For us, French, America's health is a legitimate concern. The health of Americans is much less, as our two systems appear to be the very opposite. The debates ignited the project of reform of Obama have had little echo on this side of the Atlantic. As if the problems of health of the United States were not ours. Both systems have, in appearance, little in common, both in their organization in their performance. One is the archetype of the liberal model in which the majority of citizens ensure with private companies to cover care provided by the private sector. The other is not the most complete form of the public health system - the prerogative of the English - but a "mix" in which the expenditure of care private is collectivized.
Albeit at the cost of a huge deficit - it also apply to the real cost of health-, the France managed to ensure equal access to quality care for all. The United States are far away. All developed countries, is one who spends the most money on health (16 of GDP), and that for the benefit of a portion of its population, since 47 million people about have no social cover throughout the year (and 90 million in the year). Social inequalities Add strong regional disparities in the quality (much better in Minnesota to Texas) care, coverage in the disease (almost universal in Massachusetts, very poor in the South in General). Finally, the life expectancy at birth (78 men and women alike) and the infant mortality rate put the United States between the 25eet the 30th in the world from the point of view of health outcomes.
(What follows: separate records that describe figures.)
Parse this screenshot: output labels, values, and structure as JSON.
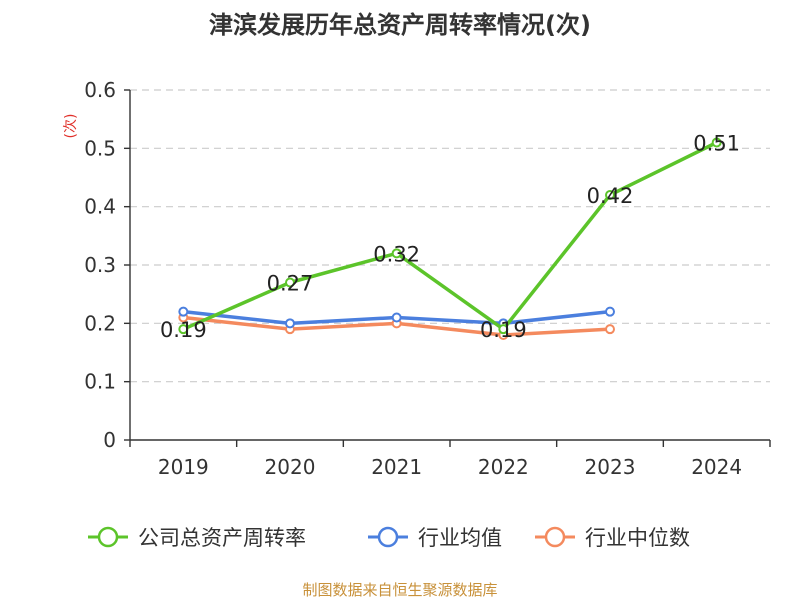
{
  "chart_data": {
    "type": "line",
    "title": "津滨发展历年总资产周转率情况(次)",
    "ylabel": "(次)",
    "categories": [
      "2019",
      "2020",
      "2021",
      "2022",
      "2023",
      "2024"
    ],
    "yticks": [
      "0",
      "0.1",
      "0.2",
      "0.3",
      "0.4",
      "0.5",
      "0.6"
    ],
    "ylim": [
      0,
      0.6
    ],
    "grid": true,
    "legend_position": "bottom",
    "series": [
      {
        "name": "公司总资产周转率",
        "color": "#5cc42a",
        "values": [
          0.19,
          0.27,
          0.32,
          0.19,
          0.42,
          0.51
        ],
        "labels": [
          "0.19",
          "0.27",
          "0.32",
          "0.19",
          "0.42",
          "0.51"
        ]
      },
      {
        "name": "行业均值",
        "color": "#4b7fde",
        "values": [
          0.22,
          0.2,
          0.21,
          0.2,
          0.22,
          null
        ]
      },
      {
        "name": "行业中位数",
        "color": "#f48a5e",
        "values": [
          0.21,
          0.19,
          0.2,
          0.18,
          0.19,
          null
        ]
      }
    ]
  },
  "source_text": "制图数据来自恒生聚源数据库"
}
These weak performance began to be wanting, because, inter alia, specific social factors, as ethnic diversity and the proportion of smokers to the point that a prominent researcher as Samuel Preston (University of Pennsylvania) refuses to be attributed to the system health itself (1). But, for interesting they are, these voices are still minority and create an artificial border between health policy and health education. Despite their differences, French and Americans are facing same drift of their expenditure. In the United States, it has more than tripled in current dollars since 1990, point Laurence Hartmann, lecturer at the CNAM (2). At the current rate, it will reach 20 of GDP by ten years. In a study published by the Brookings Institution, Henry Aaron and Paul Ginsburg economists estimate that "the United States devoted to health double the average of the other ten richest countries" (3).
Some of the causes of the evil are specific to Americans: a per capita income higher than that of other nations; a very nonformalistic patient-physician relationship, which imposes premiums liability exorbitant, escalations on rates of care; more expensive drugs than elsewhere, whose prices are driven by the patent regulation which leaves little time for profitable innovation.
But three causes of increases in the cost of health in the United States are more familiar to us. The first is the socialization of the cost of care. A widespread perception, the public financing of health is, in the United States, greater private funding, this because of the place taken by Medicaid (insurance for the poor) and Medicare (the cover of the elderly and disabled) "the share expenses assumed by the public sector rose in fact 60 if it includes subsidies in tax credits"highlight Sylvie Cohu and Diane taxi-Slama, researchers at the French Ministry of health (4). However, observes the Economist Claude Le Pen, "when you socialize private expenditure, expenditure tends to increase very quickly" (5).
In the United States, the MIT Amy Finkelstein Economist calculated that about half of the increase in the expenditure of health between 1950 and 1990 is attributable to Medicare. Congressional budget experts believe that the share of GDP devoted to programs Medicare and Medicaid will increase by 2050. The inflationary nature of public funding is indeed for much of the reluctance of opinion in the Obama project. Second informative because of the cost of health in the United States: the failure of competition over the overflow of competition. Even if it is to defend a more effective public regulation, Pierre - Yves Geoffard, Professor at the school of Economics, Paris, observed recently that "in many U.S. States, three insurers cover more than 75 of the population" and that "the concentration even increased in recent years".
Even if the effects of competition on the very atypical market of health are in dispute, this concentration would explain the absence of downward pressure on prices in the presence of a multiplicity of providers. A third disability that we share with the United States is the poor organisation of a system of care even more fragmented there than here, with a multiplicity of small sous-occupés, and inefficient hospitals and a wide lack of coordination between health professionals. As in France, these defects result in unnecessary costs and administrative costs inflation. The ills of America are just ours.